Rennes-le-Château a notamment été rendu célèbre par l'un de ses curés, l'abbé Saunière, qui y aurait trouvé un trésor en 1885.
Sommaire |
Géographie [modifier]
Rennes-le-Château est situé dans le sud du département de l'Aude à quelques kilomètres de Couiza. Le village est juché sur un piton rocheux dominant la région naturelle du Razès, ancien comté rattaché au comté de Carcassonne.

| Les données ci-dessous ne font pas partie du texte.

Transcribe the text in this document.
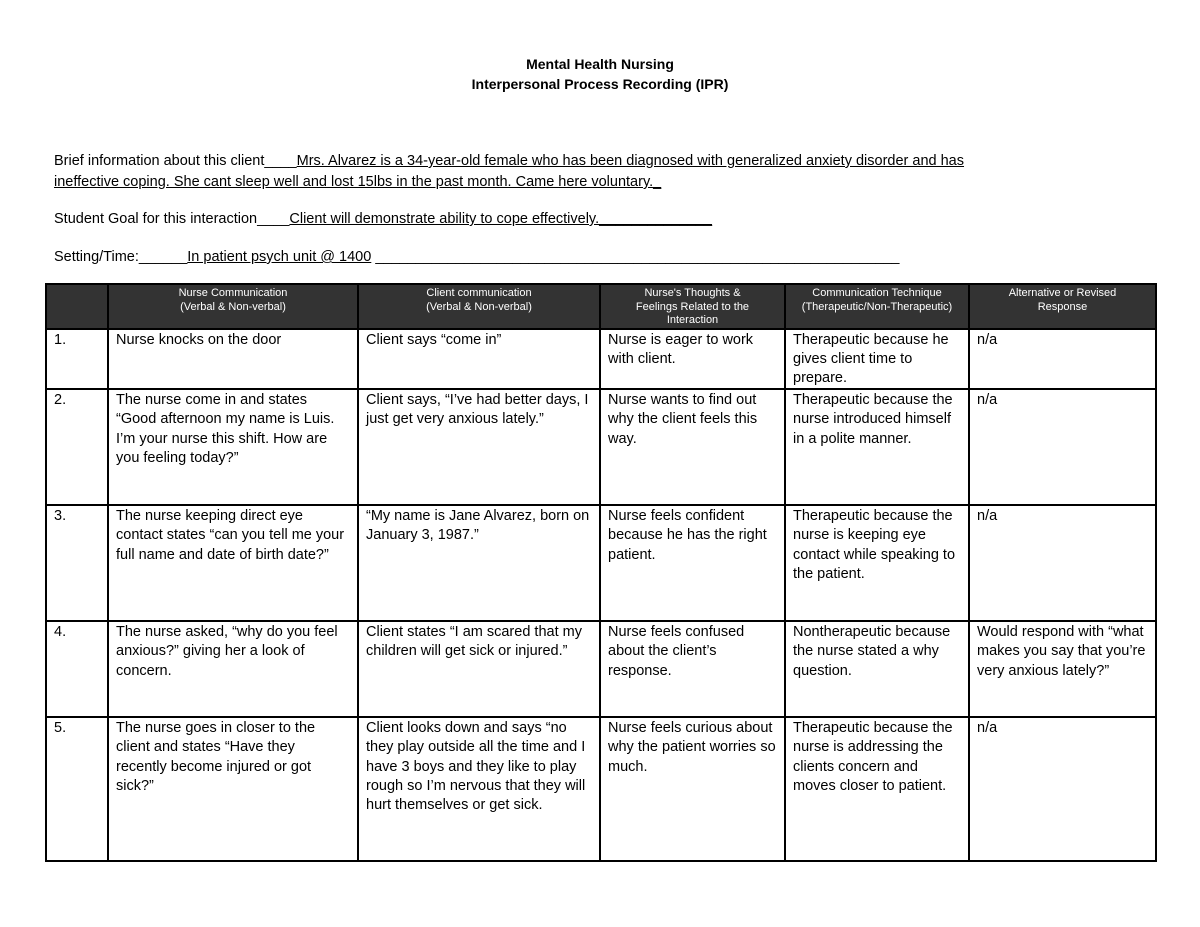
Mental Health Nursing
Interpersonal Process Recording (IPR)
Brief information about this client____Mrs. Alvarez is a 34-year-old female who has been diagnosed with generalized anxiety disorder and has
ineffective coping. She cant sleep well and lost 15lbs in the past month. Came here voluntary._
Student Goal for this interaction____Client will demonstrate ability to cope effectively.______________
Setting/Time:______In patient psych unit @ 1400 _________________________________________________________________
	Nurse Communication
(Verbal & Non-verbal)	Client communication
(Verbal & Non-verbal)	Nurse's Thoughts &
Feelings Related to the
Interaction	Communication Technique
(Therapeutic/Non-Therapeutic)	Alternative or Revised
Response
1.	Nurse knocks on the door	Client says “come in”	Nurse is eager to work with client.	Therapeutic because he gives client time to prepare.	n/a
2.	The nurse come in and states “Good afternoon my name is Luis. I’m your nurse this shift. How are you feeling today?”	Client says, “I’ve had better days, I just get very anxious lately.”	Nurse wants to find out why the client feels this way.	Therapeutic because the nurse introduced himself in a polite manner.	n/a
3.	The nurse keeping direct eye contact states “can you tell me your full name and date of birth date?”	“My name is Jane Alvarez, born on January 3, 1987.”	Nurse feels confident because he has the right patient.	Therapeutic because the nurse is keeping eye contact while speaking to the patient.	n/a
4.	The nurse asked, “why do you feel anxious?” giving her a look of concern.	Client states “I am scared that my children will get sick or injured.”	Nurse feels confused about the client’s response.	Nontherapeutic because the nurse stated a why question.	Would respond with “what makes you say that you’re very anxious lately?”
5.	The nurse goes in closer to the client and states “Have they recently become injured or got sick?”	Client looks down and says “no they play outside all the time and I have 3 boys and they like to play rough so I’m nervous that they will hurt themselves or get sick.	Nurse feels curious about why the patient worries so much.	Therapeutic because the nurse is addressing the clients concern and moves closer to patient.	n/a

Communes limitrophes [modifier]
Protohistoire [modifier]
Les origines de Rennes ne sont pas précisément connues mais alimentent depuis longtemps bien des phantasmes et des spéculations pour le moins hasardeuses, à commencer par celles formulées par l'érudit couizanais Louis Fédié, auteur d'une très populaire Histoire du Razès à la fin du XIXe siècle, dont les nombreuses élucubrations fantaisistes ont malheureusement été depuis largement diffusées et amplifiées par toutes sortes de charlatans, illuminés ou intéressés, attirés par la forte médiatisation et la fascination exercée par le "Mystère de Rennes-le-Château".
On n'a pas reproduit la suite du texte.